【蓮×千歳A】 P:02


 
 
 
 目を覚ましたのは、走行中の車の後部座席。
 はっとして身を起こした千歳は、ハンドルを握っているのが蓮だと気付いて、ぎゅうっと自分の身体を抱きしめた。

「目が覚めたか」
「うん…ごめんね」
「いや」
「あの、仕事…」
「今日は無理だ」
「でも」
「送ってやるから今日は休め」

 ルームミラー越しの会話。
 仕事の話も出来ず、迷惑ばかり掛けてしまう己の現状に、千歳の自己嫌悪は強くなるばかり。

「ごめん、葛…ほんとに、ごめんなさい」

 千歳が小さな声でそればかり繰り返していると、蓮は相変わらずの無愛想な様子で「もういい」と言ってくれた。
 不機嫌そうに見える表情が、本当に自分を心配してくれているのだと気づき、千歳は何も言えなくなってしまう。

 ずっとそうだった。
 高校生の頃、いつも一緒にいた蓮。

 目つきが悪くて口下手な彼は、いつも周囲から浮いた存在だった。
 それを蓮自身が否定も肯定もせず、黙っているものだから、結局勘違いされてしまうのだ。
 容姿が整い大人びた雰囲気を感じさせる蓮に、黄色い声を上げていた女の子たちさえ、二ヶ月も経てば理解できないとばかりに離れていって。
 周囲の勘違いと、やっかみの中、高校生の蓮は孤独になっていく。

 でも彼は千歳のように、俯いて悲しがったりしない。
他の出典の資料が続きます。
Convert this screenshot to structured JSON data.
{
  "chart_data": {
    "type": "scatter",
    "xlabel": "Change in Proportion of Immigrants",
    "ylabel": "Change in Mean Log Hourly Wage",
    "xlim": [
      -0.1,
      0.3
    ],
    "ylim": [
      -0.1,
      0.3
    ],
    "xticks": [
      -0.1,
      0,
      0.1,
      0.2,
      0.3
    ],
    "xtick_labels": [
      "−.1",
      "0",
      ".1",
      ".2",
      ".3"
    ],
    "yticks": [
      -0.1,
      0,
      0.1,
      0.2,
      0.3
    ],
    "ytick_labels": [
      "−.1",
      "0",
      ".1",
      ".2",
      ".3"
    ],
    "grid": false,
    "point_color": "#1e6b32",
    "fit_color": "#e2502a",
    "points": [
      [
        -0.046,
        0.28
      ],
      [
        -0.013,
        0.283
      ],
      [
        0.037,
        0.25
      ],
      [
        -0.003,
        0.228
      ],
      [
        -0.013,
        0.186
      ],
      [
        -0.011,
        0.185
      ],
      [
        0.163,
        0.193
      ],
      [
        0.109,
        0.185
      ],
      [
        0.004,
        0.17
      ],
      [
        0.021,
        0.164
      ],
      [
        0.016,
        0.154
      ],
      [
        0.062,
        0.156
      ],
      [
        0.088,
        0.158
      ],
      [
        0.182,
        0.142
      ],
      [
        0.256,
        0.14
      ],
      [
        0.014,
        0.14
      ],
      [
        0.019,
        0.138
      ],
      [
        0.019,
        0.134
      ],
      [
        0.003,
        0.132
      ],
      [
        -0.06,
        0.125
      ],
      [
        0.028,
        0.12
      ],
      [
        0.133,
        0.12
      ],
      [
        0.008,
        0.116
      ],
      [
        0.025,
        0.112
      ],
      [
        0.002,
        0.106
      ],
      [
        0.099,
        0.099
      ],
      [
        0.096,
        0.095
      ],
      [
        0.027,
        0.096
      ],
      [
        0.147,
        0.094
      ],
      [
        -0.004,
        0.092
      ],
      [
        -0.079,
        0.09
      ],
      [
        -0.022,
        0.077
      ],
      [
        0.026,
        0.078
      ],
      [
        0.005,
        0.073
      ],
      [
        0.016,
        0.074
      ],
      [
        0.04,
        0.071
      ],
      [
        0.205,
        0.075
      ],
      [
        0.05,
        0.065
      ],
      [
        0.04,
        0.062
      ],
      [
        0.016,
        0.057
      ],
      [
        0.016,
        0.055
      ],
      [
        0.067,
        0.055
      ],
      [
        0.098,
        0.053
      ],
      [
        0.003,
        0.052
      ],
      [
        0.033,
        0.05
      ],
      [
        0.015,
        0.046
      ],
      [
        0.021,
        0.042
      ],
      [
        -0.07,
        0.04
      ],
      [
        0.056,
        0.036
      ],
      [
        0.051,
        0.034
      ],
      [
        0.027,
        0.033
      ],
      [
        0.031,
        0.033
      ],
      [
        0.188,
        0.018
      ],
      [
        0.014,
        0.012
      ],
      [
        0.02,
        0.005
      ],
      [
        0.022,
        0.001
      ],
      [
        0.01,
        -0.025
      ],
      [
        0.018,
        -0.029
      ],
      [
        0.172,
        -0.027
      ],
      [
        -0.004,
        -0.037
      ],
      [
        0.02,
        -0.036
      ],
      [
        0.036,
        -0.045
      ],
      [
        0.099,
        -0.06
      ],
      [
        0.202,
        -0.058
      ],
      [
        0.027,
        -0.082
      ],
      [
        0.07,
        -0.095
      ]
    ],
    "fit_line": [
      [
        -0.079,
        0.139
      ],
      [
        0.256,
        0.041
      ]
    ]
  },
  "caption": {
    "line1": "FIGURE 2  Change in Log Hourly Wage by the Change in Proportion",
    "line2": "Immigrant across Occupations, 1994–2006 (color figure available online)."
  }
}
強い意志を秘めた瞳で前を向き、いつだって蓮は自分のしたいようにしていた。
 そんな彼のわかりにくい優しさや、暖かさにただ一人、千歳だけが気付いていた。
 千歳だけはいつだって、彼の本当の優しさに気づいていられたのだ。

 だから千歳は、蓮にだけ自分に見えているものを話してしまったのだけど。そのときも彼は「そうか」と言っただけだ。
 でも千歳には、わかっていた。
 蓮が何も疑わずに自分を信じてくれたこと。あえて追求しなかった彼の気持ち。
 言葉で包んでくれなくても、自分だけは気付くことが出来た。

 人に見えないものを見られる千歳にとって「自分だけ」というキーワードは、それまで辛いばかりのものだったのに。
 蓮を理解できるのも「自分だけ」。
 そう思えたとき、辛いだけだったのキーワードが幸せと表裏一体になった。

 黙って手を差し伸べてくれる優しさ。
 押し付けがましくない気遣い。
 そんな蓮の本当の姿に「自分だけ」が気付いている。
 まだ高校生だった千歳は、蓮の気持ちを独占できる幸せに有頂天になって…。
 …そして、最後の最後に、蓮の気持ちを見誤った。